UW guard Beau Benzschawel knows that the offense might have to carry the team a bit more this week. And in order for the Badgers to sustain drives, Benzschawel and his cohorts on the offensive line must have success against the ultra-talented front seven of the Michigan defense.
“I think we know that this game is going to fall on our shoulders,” Benzschawel said. “Running backs aren’t going to be able to bust big runs if the holes aren’t there for them.
“Ultimately it falls on us, so I don’t think it really matters who’s across from us.”
It would help the Badgers if they could get off to a better start than they did against Nebraska last weekend.
UW ended up with 41 points, but that could have been much higher if the Badgers hadn’t settled for field goals on their first scoring drives.
On their first drive, the Badgers piled up 63 yards in 15 plays while taking 7 minutes and 52 seconds off the clock.
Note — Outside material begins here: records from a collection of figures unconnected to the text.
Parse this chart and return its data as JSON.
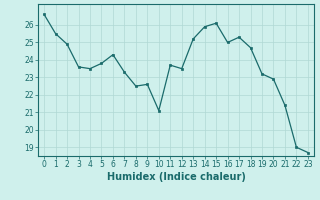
{
  "x": [
    0,
    1,
    2,
    3,
    4,
    5,
    6,
    7,
    8,
    9,
    10,
    11,
    12,
    13,
    14,
    15,
    16,
    17,
    18,
    19,
    20,
    21,
    22,
    23
  ],
  "y": [
    26.6,
    25.5,
    24.9,
    23.6,
    23.5,
    23.8,
    24.3,
    23.3,
    22.5,
    22.6,
    21.1,
    23.7,
    23.5,
    25.2,
    25.9,
    26.1,
    25.0,
    25.3,
    24.7,
    23.2,
    22.9,
    21.4,
    19.0,
    18.7
  ],
  "line_color": "#1a6b6b",
  "marker": "s",
  "marker_size": 2,
  "bg_color": "#cff0ec",
  "grid_color": "#b0d8d4",
  "xlabel": "Humidex (Indice chaleur)",
  "ylim_min": 18.5,
  "ylim_max": 27.2,
  "xlim_min": -0.5,
  "xlim_max": 23.5,
  "yticks": [
    19,
    20,
    21,
    22,
    23,
    24,
    25,
    26
  ],
  "xticks": [
    0,
    1,
    2,
    3,
    4,
    5,
    6,
    7,
    8,
    9,
    10,
    11,
    12,
    13,
    14,
    15,
    16,
    17,
    18,
    19,
    20,
    21,
    22,
    23
  ],
  "tick_fontsize": 5.5,
  "xlabel_fontsize": 7
}
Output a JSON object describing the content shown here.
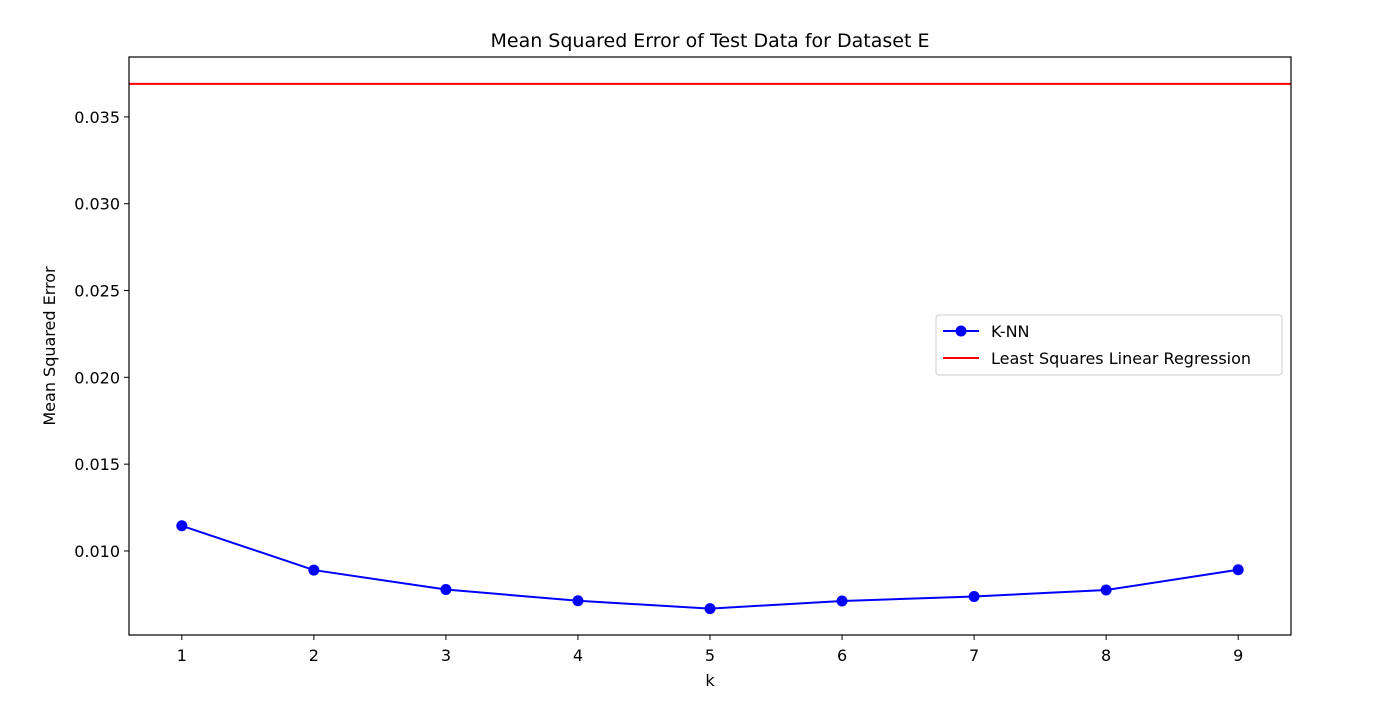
{
  "chart_data": {
    "type": "line",
    "title": "Mean Squared Error of Test Data for Dataset E",
    "xlabel": "k",
    "ylabel": "Mean Squared Error",
    "xlim": [
      0.6,
      9.4
    ],
    "ylim": [
      0.00516,
      0.03845
    ],
    "x_ticks": [
      1,
      2,
      3,
      4,
      5,
      6,
      7,
      8,
      9
    ],
    "y_ticks": [
      0.01,
      0.015,
      0.02,
      0.025,
      0.03,
      0.035
    ],
    "y_tick_labels": [
      "0.010",
      "0.015",
      "0.020",
      "0.025",
      "0.030",
      "0.035"
    ],
    "grid": false,
    "legend_position": "center-right",
    "series": [
      {
        "name": "K-NN",
        "color": "#0000ff",
        "marker": "circle",
        "x": [
          1,
          2,
          3,
          4,
          5,
          6,
          7,
          8,
          9
        ],
        "values": [
          0.01145,
          0.0089,
          0.00778,
          0.00713,
          0.00668,
          0.00712,
          0.00738,
          0.00775,
          0.00892
        ]
      },
      {
        "name": "Least Squares Linear Regression",
        "color": "#ff0000",
        "type": "hline",
        "y": 0.0369
      }
    ]
  }
}
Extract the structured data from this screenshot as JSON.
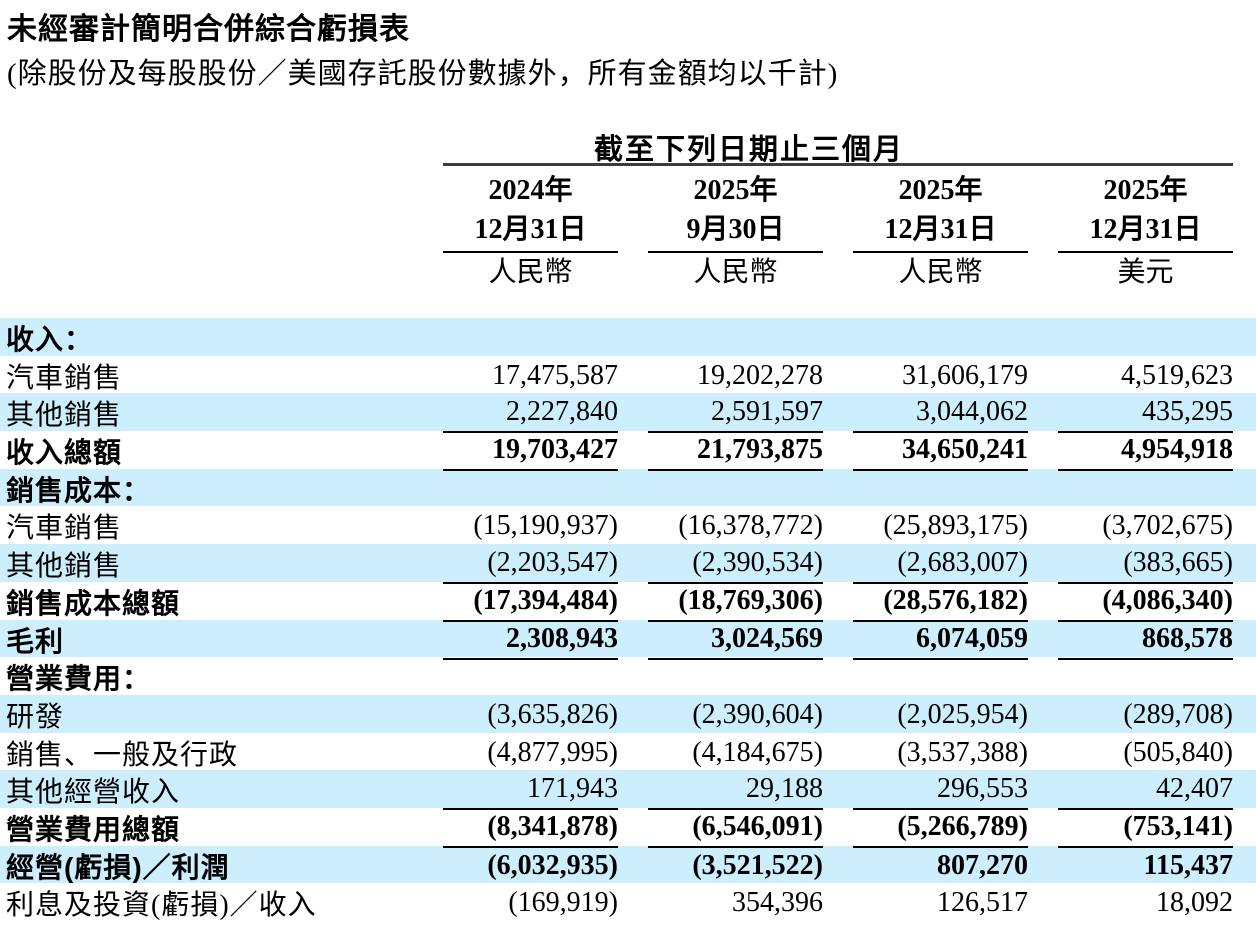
{
  "title": "未經審計簡明合併綜合虧損表",
  "subtitle": "(除股份及每股股份／美國存託股份數據外，所有金額均以千計)",
  "colors": {
    "stripe": "#cdeefc",
    "rule": "#000000",
    "text": "#000000"
  },
  "table": {
    "span_header": "截至下列日期止三個月",
    "columns": [
      {
        "year": "2024年",
        "date": "12月31日",
        "currency": "人民幣"
      },
      {
        "year": "2025年",
        "date": "9月30日",
        "currency": "人民幣"
      },
      {
        "year": "2025年",
        "date": "12月31日",
        "currency": "人民幣"
      },
      {
        "year": "2025年",
        "date": "12月31日",
        "currency": "美元"
      }
    ],
    "rows": [
      {
        "label": "收入：",
        "values": null,
        "bold": true,
        "stripe": true,
        "rule_below": false
      },
      {
        "label": "汽車銷售",
        "values": [
          "17,475,587",
          "19,202,278",
          "31,606,179",
          "4,519,623"
        ],
        "bold": false,
        "stripe": false,
        "rule_below": false
      },
      {
        "label": "其他銷售",
        "values": [
          "2,227,840",
          "2,591,597",
          "3,044,062",
          "435,295"
        ],
        "bold": false,
        "stripe": true,
        "rule_below": true
      },
      {
        "label": "收入總額",
        "values": [
          "19,703,427",
          "21,793,875",
          "34,650,241",
          "4,954,918"
        ],
        "bold": true,
        "stripe": false,
        "rule_below": true
      },
      {
        "label": "銷售成本：",
        "values": null,
        "bold": true,
        "stripe": true,
        "rule_below": false
      },
      {
        "label": "汽車銷售",
        "values": [
          "(15,190,937)",
          "(16,378,772)",
          "(25,893,175)",
          "(3,702,675)"
        ],
        "bold": false,
        "stripe": false,
        "rule_below": false
      },
      {
        "label": "其他銷售",
        "values": [
          "(2,203,547)",
          "(2,390,534)",
          "(2,683,007)",
          "(383,665)"
        ],
        "bold": false,
        "stripe": true,
        "rule_below": true
      },
      {
        "label": "銷售成本總額",
        "values": [
          "(17,394,484)",
          "(18,769,306)",
          "(28,576,182)",
          "(4,086,340)"
        ],
        "bold": true,
        "stripe": false,
        "rule_below": true
      },
      {
        "label": "毛利",
        "values": [
          "2,308,943",
          "3,024,569",
          "6,074,059",
          "868,578"
        ],
        "bold": true,
        "stripe": true,
        "rule_below": true
      },
      {
        "label": "營業費用：",
        "values": null,
        "bold": true,
        "stripe": false,
        "rule_below": false
      },
      {
        "label": "研發",
        "values": [
          "(3,635,826)",
          "(2,390,604)",
          "(2,025,954)",
          "(289,708)"
        ],
        "bold": false,
        "stripe": true,
        "rule_below": false
      },
      {
        "label": "銷售、一般及行政",
        "values": [
          "(4,877,995)",
          "(4,184,675)",
          "(3,537,388)",
          "(505,840)"
        ],
        "bold": false,
        "stripe": false,
        "rule_below": false
      },
      {
        "label": "其他經營收入",
        "values": [
          "171,943",
          "29,188",
          "296,553",
          "42,407"
        ],
        "bold": false,
        "stripe": true,
        "rule_below": true
      },
      {
        "label": "營業費用總額",
        "values": [
          "(8,341,878)",
          "(6,546,091)",
          "(5,266,789)",
          "(753,141)"
        ],
        "bold": true,
        "stripe": false,
        "rule_below": true
      },
      {
        "label": "經營(虧損)／利潤",
        "values": [
          "(6,032,935)",
          "(3,521,522)",
          "807,270",
          "115,437"
        ],
        "bold": true,
        "stripe": true,
        "rule_below": false
      },
      {
        "label": "利息及投資(虧損)／收入",
        "values": [
          "(169,919)",
          "354,396",
          "126,517",
          "18,092"
        ],
        "bold": false,
        "stripe": false,
        "rule_below": false
      }
    ]
  }
}
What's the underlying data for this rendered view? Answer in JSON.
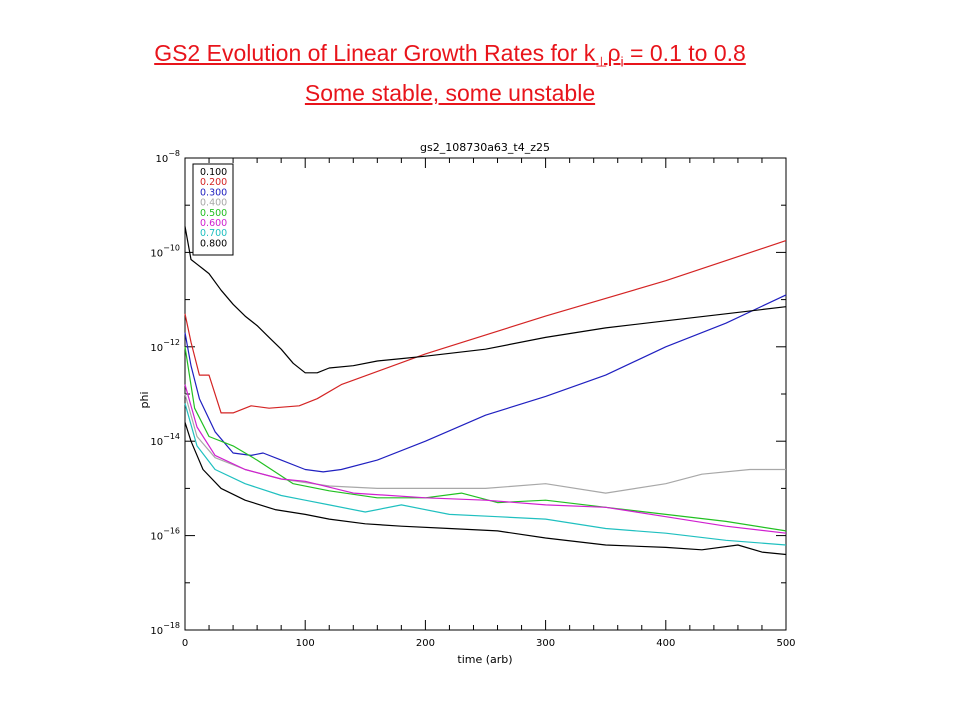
{
  "slide": {
    "title_prefix": "GS2 Evolution of Linear Growth Rates for k",
    "title_perp": "⊥",
    "title_rho": "ρ",
    "title_i": "i",
    "title_suffix": " = 0.1 to 0.8",
    "subtitle": "Some stable, some unstable"
  },
  "chart_data": {
    "type": "line",
    "title": "gs2_108730a63_t4_z25",
    "xlabel": "time (arb)",
    "ylabel": "phi",
    "xlim": [
      0,
      500
    ],
    "ylim_log10": [
      -18,
      -8
    ],
    "log_y": true,
    "grid": false,
    "legend_position": "top-left",
    "x_ticks": [
      0,
      100,
      200,
      300,
      400,
      500
    ],
    "x_tick_labels": [
      "0",
      "100",
      "200",
      "300",
      "400",
      "500"
    ],
    "y_ticks_log10": [
      -8,
      -10,
      -12,
      -14,
      -16,
      -18
    ],
    "y_tick_base": "10",
    "y_tick_exponents": [
      "−8",
      "−10",
      "−12",
      "−14",
      "−16",
      "−18"
    ],
    "series": [
      {
        "name": "0.100",
        "color": "#000000",
        "points": [
          [
            0,
            -13.6
          ],
          [
            5,
            -14.0
          ],
          [
            15,
            -14.6
          ],
          [
            30,
            -15.0
          ],
          [
            50,
            -15.25
          ],
          [
            75,
            -15.45
          ],
          [
            100,
            -15.55
          ],
          [
            120,
            -15.65
          ],
          [
            150,
            -15.75
          ],
          [
            180,
            -15.8
          ],
          [
            220,
            -15.85
          ],
          [
            260,
            -15.9
          ],
          [
            300,
            -16.05
          ],
          [
            350,
            -16.2
          ],
          [
            400,
            -16.25
          ],
          [
            430,
            -16.3
          ],
          [
            460,
            -16.2
          ],
          [
            480,
            -16.35
          ],
          [
            500,
            -16.4
          ]
        ]
      },
      {
        "name": "0.200",
        "color": "#d42424",
        "points": [
          [
            0,
            -11.3
          ],
          [
            5,
            -11.9
          ],
          [
            12,
            -12.6
          ],
          [
            20,
            -12.6
          ],
          [
            30,
            -13.4
          ],
          [
            40,
            -13.4
          ],
          [
            55,
            -13.25
          ],
          [
            70,
            -13.3
          ],
          [
            95,
            -13.25
          ],
          [
            110,
            -13.1
          ],
          [
            130,
            -12.8
          ],
          [
            200,
            -12.15
          ],
          [
            300,
            -11.35
          ],
          [
            400,
            -10.6
          ],
          [
            500,
            -9.75
          ]
        ]
      },
      {
        "name": "0.300",
        "color": "#2020c0",
        "points": [
          [
            0,
            -11.7
          ],
          [
            5,
            -12.4
          ],
          [
            12,
            -13.1
          ],
          [
            25,
            -13.8
          ],
          [
            40,
            -14.25
          ],
          [
            55,
            -14.3
          ],
          [
            65,
            -14.25
          ],
          [
            80,
            -14.4
          ],
          [
            100,
            -14.6
          ],
          [
            115,
            -14.65
          ],
          [
            130,
            -14.6
          ],
          [
            160,
            -14.4
          ],
          [
            200,
            -14.0
          ],
          [
            250,
            -13.45
          ],
          [
            300,
            -13.05
          ],
          [
            350,
            -12.6
          ],
          [
            400,
            -12.0
          ],
          [
            450,
            -11.5
          ],
          [
            500,
            -10.9
          ]
        ]
      },
      {
        "name": "0.400",
        "color": "#a8a8a8",
        "points": [
          [
            0,
            -13.0
          ],
          [
            10,
            -13.9
          ],
          [
            25,
            -14.35
          ],
          [
            50,
            -14.6
          ],
          [
            80,
            -14.8
          ],
          [
            120,
            -14.95
          ],
          [
            160,
            -15.0
          ],
          [
            200,
            -15.0
          ],
          [
            250,
            -15.0
          ],
          [
            300,
            -14.9
          ],
          [
            350,
            -15.1
          ],
          [
            400,
            -14.9
          ],
          [
            430,
            -14.7
          ],
          [
            470,
            -14.6
          ],
          [
            500,
            -14.6
          ]
        ]
      },
      {
        "name": "0.500",
        "color": "#22c022",
        "points": [
          [
            0,
            -12.0
          ],
          [
            8,
            -13.3
          ],
          [
            20,
            -13.9
          ],
          [
            40,
            -14.1
          ],
          [
            60,
            -14.4
          ],
          [
            90,
            -14.9
          ],
          [
            120,
            -15.05
          ],
          [
            160,
            -15.2
          ],
          [
            200,
            -15.2
          ],
          [
            230,
            -15.1
          ],
          [
            260,
            -15.3
          ],
          [
            300,
            -15.25
          ],
          [
            350,
            -15.4
          ],
          [
            400,
            -15.55
          ],
          [
            450,
            -15.7
          ],
          [
            500,
            -15.9
          ]
        ]
      },
      {
        "name": "0.600",
        "color": "#d020d0",
        "points": [
          [
            0,
            -12.8
          ],
          [
            10,
            -13.7
          ],
          [
            25,
            -14.3
          ],
          [
            50,
            -14.6
          ],
          [
            80,
            -14.8
          ],
          [
            100,
            -14.85
          ],
          [
            140,
            -15.1
          ],
          [
            200,
            -15.2
          ],
          [
            250,
            -15.25
          ],
          [
            300,
            -15.35
          ],
          [
            350,
            -15.4
          ],
          [
            400,
            -15.6
          ],
          [
            450,
            -15.8
          ],
          [
            500,
            -15.95
          ]
        ]
      },
      {
        "name": "0.700",
        "color": "#20c0c0",
        "points": [
          [
            0,
            -13.2
          ],
          [
            10,
            -14.1
          ],
          [
            25,
            -14.6
          ],
          [
            50,
            -14.9
          ],
          [
            80,
            -15.15
          ],
          [
            100,
            -15.25
          ],
          [
            120,
            -15.35
          ],
          [
            150,
            -15.5
          ],
          [
            180,
            -15.35
          ],
          [
            220,
            -15.55
          ],
          [
            260,
            -15.6
          ],
          [
            300,
            -15.65
          ],
          [
            350,
            -15.85
          ],
          [
            400,
            -15.95
          ],
          [
            450,
            -16.1
          ],
          [
            500,
            -16.2
          ]
        ]
      },
      {
        "name": "0.800",
        "color": "#000000",
        "points": [
          [
            0,
            -9.45
          ],
          [
            5,
            -10.15
          ],
          [
            10,
            -10.25
          ],
          [
            15,
            -10.35
          ],
          [
            20,
            -10.45
          ],
          [
            30,
            -10.8
          ],
          [
            40,
            -11.1
          ],
          [
            50,
            -11.35
          ],
          [
            60,
            -11.55
          ],
          [
            70,
            -11.8
          ],
          [
            80,
            -12.05
          ],
          [
            90,
            -12.35
          ],
          [
            100,
            -12.55
          ],
          [
            110,
            -12.55
          ],
          [
            120,
            -12.45
          ],
          [
            140,
            -12.4
          ],
          [
            160,
            -12.3
          ],
          [
            180,
            -12.25
          ],
          [
            200,
            -12.2
          ],
          [
            250,
            -12.05
          ],
          [
            300,
            -11.8
          ],
          [
            350,
            -11.6
          ],
          [
            400,
            -11.45
          ],
          [
            450,
            -11.3
          ],
          [
            500,
            -11.15
          ]
        ]
      }
    ]
  }
}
But the drive came to a halt when quarterback Alex Hornibrook could not complete a pass to wide receiver Kendric Pryor on third and 7. UW settled for a 30-yard field goal by Rafael Gaglianone.
In the second quarter, UW moved the ball 41 yards but stalled when Hornibrook had a pass to A.J. Taylor broken up on another third-and-7 play. Gaglianone hit a 28-yard field goal.
“I think it was just small things, execution,” Hornibrook said. “There were some third downs that we didn’t get. That was the reason we had to settle for a field goal.
“We moved the ball pretty well, we just didn’t end up with six points. We ended up with three and I think that’s just converting those third downs and keeping those drive going.”
Dominating time of possession is often a key part of winning on the road. UW has been very successful winning away from home under Chryst, going 15-1 in true road games. The Badgers have won 10 straight on the road, the second-longest streak in the nation behind Oklahoma (17).
A win at Michigan Stadium with an undermanned defense would be a big statement for UW.
“Shoot, man, any time you win games is big,” UW offensive coordinator Joe Rudolph said. “You can see it all over this conference. There’s great matchups, there’s great players, there’s great coaching.
“Guys come in with game plans that do their best and can give you trouble no matter who they are. I think you celebrate every win and hope you grow from every game.”